Data security is also important when connecting to the Internet. When using a serial communication protocol to connect to the Internet, it is important to make sure that the data is securely transmitted and stored. This can be achieved by using secure communication protocols, such as IPsec, which encrypts the data before it is sent, and by using secure servers to store the data.
Controller Area Network
Controller Area Network (CAN) is a serial communication protocol developed by Bosch, which is often used in automotive applications. CAN is an efficient and reliable protocol that is used in a variety of systems, such as in powertrain, braking, and infotainment systems in cars. It is designed to be a robust protocol and is highly resistant to interference from other systems or devices.
CAN is a multi-master protocol and can support communication with up to sixteen devices. This makes it ideal for use in distributed systems and applications that need to communicate with multiple devices. It is also a low-bandwidth protocol, which means that it can be used in applications where data needs to be sent and received over limited bandwidth.
In addition to its low bandwidth requirements, CAN is also a deterministic protocol, which allows data to be sent and received with minimal latency. This makes it well suited for applications such as real-time control and data acquisition, where instantaneous response times are important. It is also a fault-tolerant protocol, which makes it reliable for mission critical applications.
Summary
Serial communication is an essential part of any computer architecture, providing a fast and efficient way to transmit data between two or more devices. It has numerous applications, from micro controllers and embedded systems to industrial and medical applications, and is also often used to connect to the Internet.
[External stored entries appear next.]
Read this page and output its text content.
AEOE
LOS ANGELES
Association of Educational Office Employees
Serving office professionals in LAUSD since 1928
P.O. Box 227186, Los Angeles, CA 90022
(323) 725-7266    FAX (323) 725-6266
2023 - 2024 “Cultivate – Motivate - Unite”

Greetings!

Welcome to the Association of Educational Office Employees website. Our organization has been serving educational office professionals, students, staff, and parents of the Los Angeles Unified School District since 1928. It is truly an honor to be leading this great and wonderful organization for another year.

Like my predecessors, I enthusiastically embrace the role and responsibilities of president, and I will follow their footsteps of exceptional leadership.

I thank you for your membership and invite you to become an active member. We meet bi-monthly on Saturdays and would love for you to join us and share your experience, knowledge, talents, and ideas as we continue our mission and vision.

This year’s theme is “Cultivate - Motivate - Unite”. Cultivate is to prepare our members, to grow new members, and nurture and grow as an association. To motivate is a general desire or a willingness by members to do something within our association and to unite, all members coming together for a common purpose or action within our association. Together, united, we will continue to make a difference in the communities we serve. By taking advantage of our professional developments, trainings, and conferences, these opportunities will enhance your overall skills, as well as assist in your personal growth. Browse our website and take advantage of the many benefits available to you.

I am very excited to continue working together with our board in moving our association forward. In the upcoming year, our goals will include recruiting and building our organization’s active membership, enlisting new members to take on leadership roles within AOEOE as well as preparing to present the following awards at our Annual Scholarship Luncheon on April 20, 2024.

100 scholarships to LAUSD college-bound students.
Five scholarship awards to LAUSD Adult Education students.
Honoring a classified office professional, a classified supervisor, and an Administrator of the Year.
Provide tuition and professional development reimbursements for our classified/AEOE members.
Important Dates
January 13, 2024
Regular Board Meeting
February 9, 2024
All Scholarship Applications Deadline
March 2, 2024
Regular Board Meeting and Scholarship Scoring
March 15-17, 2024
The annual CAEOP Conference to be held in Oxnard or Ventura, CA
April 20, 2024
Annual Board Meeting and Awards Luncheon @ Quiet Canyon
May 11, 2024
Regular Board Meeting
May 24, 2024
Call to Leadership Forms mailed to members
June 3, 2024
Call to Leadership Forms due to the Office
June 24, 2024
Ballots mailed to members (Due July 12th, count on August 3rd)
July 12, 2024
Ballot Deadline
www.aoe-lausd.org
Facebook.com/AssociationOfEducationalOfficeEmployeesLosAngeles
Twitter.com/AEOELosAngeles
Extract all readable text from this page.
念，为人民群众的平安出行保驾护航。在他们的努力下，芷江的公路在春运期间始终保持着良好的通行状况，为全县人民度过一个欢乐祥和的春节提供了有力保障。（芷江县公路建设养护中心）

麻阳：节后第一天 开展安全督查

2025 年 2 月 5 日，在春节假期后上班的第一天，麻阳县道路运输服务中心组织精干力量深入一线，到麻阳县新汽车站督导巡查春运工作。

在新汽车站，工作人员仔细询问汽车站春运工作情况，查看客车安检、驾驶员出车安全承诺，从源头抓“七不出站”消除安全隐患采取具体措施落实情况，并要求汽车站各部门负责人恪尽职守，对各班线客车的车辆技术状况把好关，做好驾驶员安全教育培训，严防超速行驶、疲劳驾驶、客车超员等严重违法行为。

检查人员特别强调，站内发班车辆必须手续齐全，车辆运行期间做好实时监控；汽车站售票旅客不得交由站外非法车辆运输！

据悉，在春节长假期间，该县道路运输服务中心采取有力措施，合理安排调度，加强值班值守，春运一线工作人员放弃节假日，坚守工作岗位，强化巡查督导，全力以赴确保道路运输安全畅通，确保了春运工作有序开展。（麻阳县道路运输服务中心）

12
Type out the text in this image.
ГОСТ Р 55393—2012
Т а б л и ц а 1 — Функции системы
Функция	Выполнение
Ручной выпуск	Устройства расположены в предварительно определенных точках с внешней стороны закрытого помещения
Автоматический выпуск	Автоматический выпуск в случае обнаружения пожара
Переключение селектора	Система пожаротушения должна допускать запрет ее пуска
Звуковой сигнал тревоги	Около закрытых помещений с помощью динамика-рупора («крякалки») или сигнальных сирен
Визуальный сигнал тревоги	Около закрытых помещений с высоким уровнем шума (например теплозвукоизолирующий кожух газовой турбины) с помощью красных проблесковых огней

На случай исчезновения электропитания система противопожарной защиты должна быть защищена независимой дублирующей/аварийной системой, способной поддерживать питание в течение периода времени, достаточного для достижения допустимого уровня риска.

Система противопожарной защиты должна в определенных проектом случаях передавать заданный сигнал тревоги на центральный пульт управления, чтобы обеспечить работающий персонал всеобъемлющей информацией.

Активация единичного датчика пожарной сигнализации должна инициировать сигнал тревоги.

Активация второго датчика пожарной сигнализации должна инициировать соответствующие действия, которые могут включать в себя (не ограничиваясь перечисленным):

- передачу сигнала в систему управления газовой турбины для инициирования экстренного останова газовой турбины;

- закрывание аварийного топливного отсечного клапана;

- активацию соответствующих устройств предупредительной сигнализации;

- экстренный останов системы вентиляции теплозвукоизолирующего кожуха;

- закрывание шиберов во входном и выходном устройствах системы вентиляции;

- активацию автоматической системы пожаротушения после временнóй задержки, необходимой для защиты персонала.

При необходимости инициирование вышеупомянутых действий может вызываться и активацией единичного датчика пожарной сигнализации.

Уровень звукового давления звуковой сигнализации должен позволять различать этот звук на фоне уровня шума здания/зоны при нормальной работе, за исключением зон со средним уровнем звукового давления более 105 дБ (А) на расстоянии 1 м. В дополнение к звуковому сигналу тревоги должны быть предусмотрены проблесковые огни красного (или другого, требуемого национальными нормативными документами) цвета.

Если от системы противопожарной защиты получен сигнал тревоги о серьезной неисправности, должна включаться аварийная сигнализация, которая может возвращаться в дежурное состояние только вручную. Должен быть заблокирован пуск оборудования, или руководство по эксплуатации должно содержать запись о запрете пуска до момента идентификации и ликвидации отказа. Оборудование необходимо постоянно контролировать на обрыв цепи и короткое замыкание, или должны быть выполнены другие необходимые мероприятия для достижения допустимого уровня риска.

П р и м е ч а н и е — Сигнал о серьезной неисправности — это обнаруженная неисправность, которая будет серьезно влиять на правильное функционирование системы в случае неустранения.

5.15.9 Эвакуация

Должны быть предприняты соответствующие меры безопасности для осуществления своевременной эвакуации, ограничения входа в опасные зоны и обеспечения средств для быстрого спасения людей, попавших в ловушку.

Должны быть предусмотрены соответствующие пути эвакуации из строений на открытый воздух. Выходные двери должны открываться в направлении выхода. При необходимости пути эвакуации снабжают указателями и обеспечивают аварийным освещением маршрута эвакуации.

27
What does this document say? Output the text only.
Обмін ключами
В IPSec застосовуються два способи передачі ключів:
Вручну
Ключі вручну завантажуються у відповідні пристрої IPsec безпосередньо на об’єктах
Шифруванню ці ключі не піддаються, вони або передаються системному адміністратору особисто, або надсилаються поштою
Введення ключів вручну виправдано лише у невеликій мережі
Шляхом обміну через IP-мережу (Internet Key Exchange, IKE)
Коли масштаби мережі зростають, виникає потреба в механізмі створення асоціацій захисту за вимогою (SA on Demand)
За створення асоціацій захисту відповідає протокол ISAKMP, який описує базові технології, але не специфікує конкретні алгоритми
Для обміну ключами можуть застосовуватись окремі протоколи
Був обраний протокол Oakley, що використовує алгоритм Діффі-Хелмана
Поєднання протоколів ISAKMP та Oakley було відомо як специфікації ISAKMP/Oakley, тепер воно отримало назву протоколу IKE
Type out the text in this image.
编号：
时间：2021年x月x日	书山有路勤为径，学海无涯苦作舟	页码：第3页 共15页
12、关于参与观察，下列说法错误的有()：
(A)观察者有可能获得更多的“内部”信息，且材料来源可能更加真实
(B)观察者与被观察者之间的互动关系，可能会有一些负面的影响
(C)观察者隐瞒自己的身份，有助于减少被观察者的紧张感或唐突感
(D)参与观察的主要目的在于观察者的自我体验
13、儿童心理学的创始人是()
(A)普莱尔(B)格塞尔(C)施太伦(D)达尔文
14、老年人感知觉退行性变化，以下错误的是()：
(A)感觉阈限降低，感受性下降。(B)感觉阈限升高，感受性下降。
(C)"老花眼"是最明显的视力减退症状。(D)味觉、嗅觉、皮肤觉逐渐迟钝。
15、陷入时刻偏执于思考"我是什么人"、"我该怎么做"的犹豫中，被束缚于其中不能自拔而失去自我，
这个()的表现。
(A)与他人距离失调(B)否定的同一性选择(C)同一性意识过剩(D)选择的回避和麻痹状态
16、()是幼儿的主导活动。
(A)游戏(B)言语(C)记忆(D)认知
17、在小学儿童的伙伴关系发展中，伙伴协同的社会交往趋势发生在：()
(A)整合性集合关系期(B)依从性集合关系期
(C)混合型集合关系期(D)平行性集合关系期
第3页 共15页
Understanding how serial communication works and its advantages can help developers and engineers make the most of this protocol.
Data rates are an important part of serial communication, with variable rate protocols allowing the data rate to vary depending on the application. Fault tolerance is also an important feature of some serial communication protocols, allowing data to be sent and received with minimal errors. When choosing a serial communication protocol, it is important to consider the type of data that will be sent, the hardware and software requirements, and the data rate that is required.
Controller Area Network (CAN) is a popular serial communication protocol, often used in automotive applications. CAN is an efficient and reliable protocol, with low bandwidth requirements and deterministic performance, making it well-suited for sending and receiving data in real-time with minimal latency. It is also a fault-tolerant protocol, making it reliable for mission critical applications.